A general strategy for performing temperature-programming in high performance liquid chromatography—Further improvements in the accuracy of retention time predictions of segmented temperature gradients

In the present work it is shown that the linear elution strength (LES) model which was adapted from temperature-programming gas chromatography (GC) can also be employed for systematic method development in high-temperature liquid chromatography (HT-HPLC). The ability to predict isothermal retention times based on temperature-gradient as well as isothermal input data was investigated. For a small temperature interval of ΔT=40 °C, both approaches result in very similar predictions. Average relative errors of predicted retention times of 2.7% and 1.9% were observed for simulations based on isothermal and temperature-gradient measurements, respectively.

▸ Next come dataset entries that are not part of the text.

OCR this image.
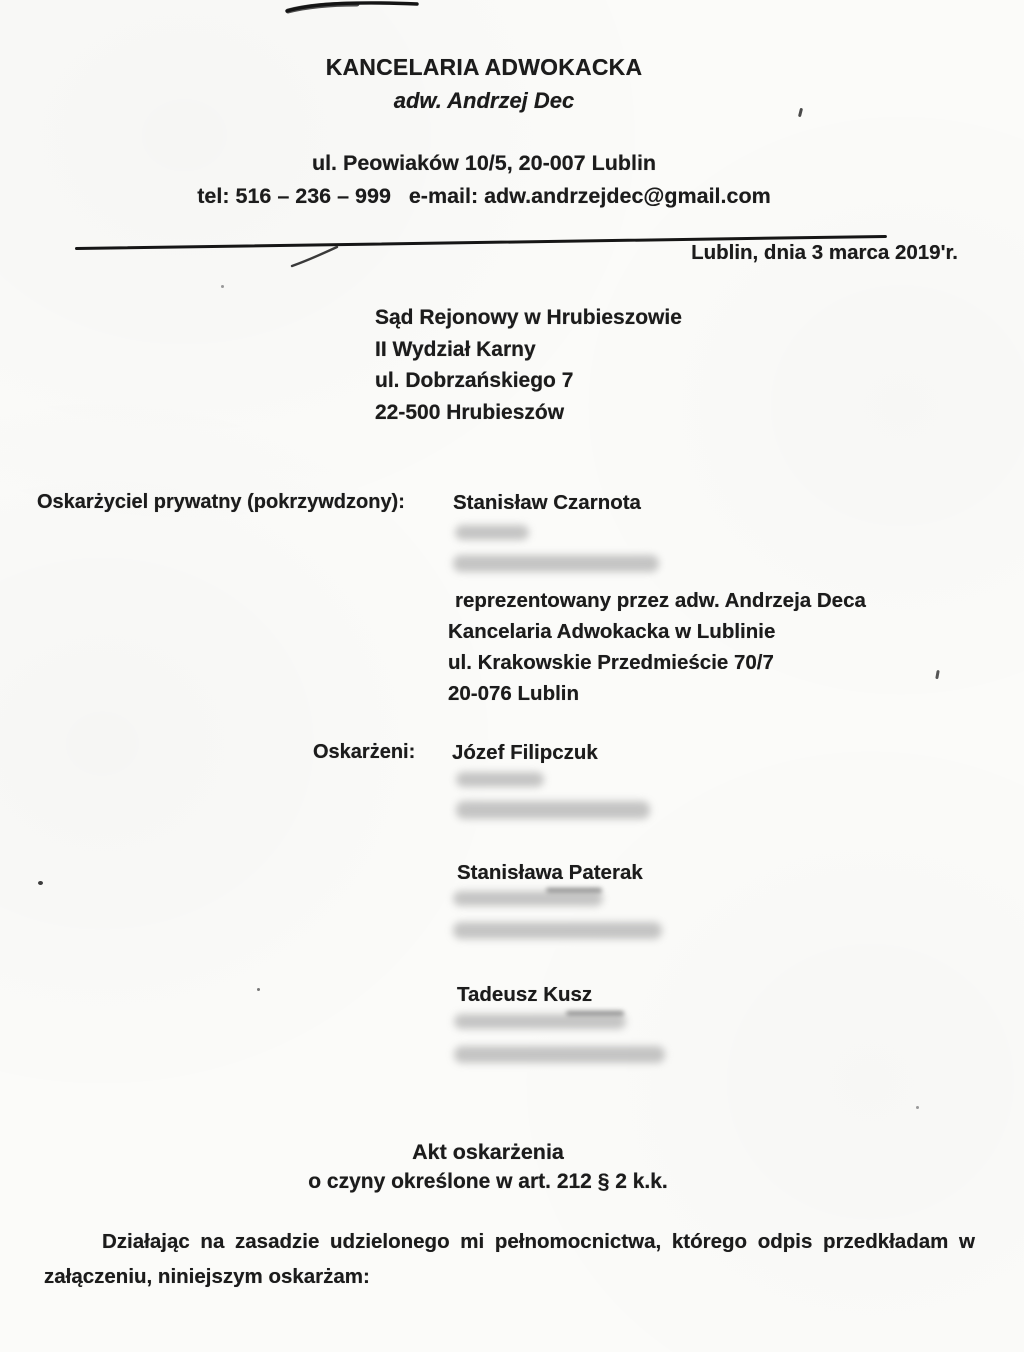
KANCELARIA ADWOKACKA
adw. Andrzej Dec
ul. Peowiaków 10/5, 20-007 Lublin
tel: 516 – 236 – 999   e-mail: adw.andrzejdec@gmail.com
Lublin, dnia 3 marca 2019'r.
Sąd Rejonowy w Hrubieszowie
II Wydział Karny
ul. Dobrzańskiego 7
22-500 Hrubieszów
Oskarżyciel prywatny (pokrzywdzony): Stanisław Czarnota
reprezentowany przez adw. Andrzeja Deca
Kancelaria Adwokacka w Lublinie
ul. Krakowskie Przedmieście 70/7
20-076 Lublin
Oskarżeni: Józef Filipczuk
Stanisława Paterak
Tadeusz Kusz
Akt oskarżenia
o czyny określone w art. 212 § 2 k.k.
Działając na zasadzie udzielonego mi pełnomocnictwa, którego odpis przedkładam w
załączeniu, niniejszym oskarżam:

Concurrently, it was investigated whether the accuracy of retention time predictions of segmented temperature gradients can be further improved by temperature dependent calculation of the parameter STST of the LES relationship. It was found that the accuracy of retention time predictions of multi-step temperature gradients can be improved to around 1.5%, if STST was also calculated temperature dependent. The adjusted experimental design making use of four temperature-gradient measurements was applied for systematic method development of selected food additives by high-temperature liquid chromatography. Method development was performed within a temperature interval from 40 °C to 180 °C using water as mobile phase. Two separation methods were established where selected food additives were baseline separated. In addition, a good agreement between simulation and experiment was observed, because an average relative error of predicted retention times of complex segmented temperature gradients less than 5% was observed. Finally, a schedule of recommendations to assist the practitioner during systematic method development in high-temperature liquid chromatography was established.

► Isothermal retention times were predicted based on temperature-gradient measurements.
► A further parameter of the retention model was calculated temperature-dependent.
► Accuracy of retention times predictions were improved to around 1.5%.
► Temperature-gradient method development for six food additives was performed.
► A schedule of recommendations for systematic method development in HT-HPLC was given.